The B(ritish)BC elbows in to tell the story

 

There is something exquisitely Belfast about the idea of the BBC  wanting to help curate Belfast City Council ls grand narrative project, Belfast Stories. After all, who better to shape “the story of the city” than the state broadcaster of the state many in the city once spent several decades arguing about?

The BBC, one imagines, arrives bearing the gifts of balance, objectivity and a carefully laminated editorial guideline. It has archives. It has theme music. It has a reassuring ability to describe explosions in the passive voice. If Belfast’s past is to be retold through immersive digital galleries and interactive exhibits, surely nothing says “shared future” like a corporation long accused — fairly or unfairly — of narrating the Troubles in a tone somewhere between anthropological detachment and mild bewilderment.

Enter Sinn Féin, whose suspicion is less a reflex than muscle memory. For a movement that spent years accusing the broadcaster of framing republicans as the problem rather than participants in a problem, the notion of BBC fingerprints on a flagship storytelling project may feel less like partnership and more like editorial déjà vu.

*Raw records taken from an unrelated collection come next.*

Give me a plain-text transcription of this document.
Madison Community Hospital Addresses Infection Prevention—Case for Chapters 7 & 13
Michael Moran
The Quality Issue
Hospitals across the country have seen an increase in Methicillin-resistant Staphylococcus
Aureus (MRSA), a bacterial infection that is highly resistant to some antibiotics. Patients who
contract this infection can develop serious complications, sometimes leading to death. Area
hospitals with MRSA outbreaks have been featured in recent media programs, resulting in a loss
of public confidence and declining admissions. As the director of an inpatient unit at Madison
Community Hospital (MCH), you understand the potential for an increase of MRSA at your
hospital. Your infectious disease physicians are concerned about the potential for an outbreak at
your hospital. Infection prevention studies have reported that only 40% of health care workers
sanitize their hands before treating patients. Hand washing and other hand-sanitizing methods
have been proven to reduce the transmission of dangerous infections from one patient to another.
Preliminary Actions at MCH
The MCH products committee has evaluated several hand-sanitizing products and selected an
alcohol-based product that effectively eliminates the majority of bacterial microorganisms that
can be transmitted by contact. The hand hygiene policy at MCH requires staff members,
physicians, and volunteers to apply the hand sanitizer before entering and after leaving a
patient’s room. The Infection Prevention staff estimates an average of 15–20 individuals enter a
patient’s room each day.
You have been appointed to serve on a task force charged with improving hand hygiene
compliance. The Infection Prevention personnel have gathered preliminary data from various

Of course, the BBC will insist it merely wants to contribute expertise. It won’t “control” the story. It will simply help tell it — gently, responsibly, and in strict accordance with its charter. And if that story occasionally sounds like it’s been translated into the Queen’s English and lightly sanded for metropolitan comfort, well, that’s just production value.

Belfast Stories is meant to be about voice — plural, contested, untidy. Sinn Féin’s wariness, ironic as it may appear in an era of power-sharing and handshakes, rests on a simple question: who gets to frame the frame? In a city where narrative has always been ammunition, even a microphone can look suspiciously like a weapon.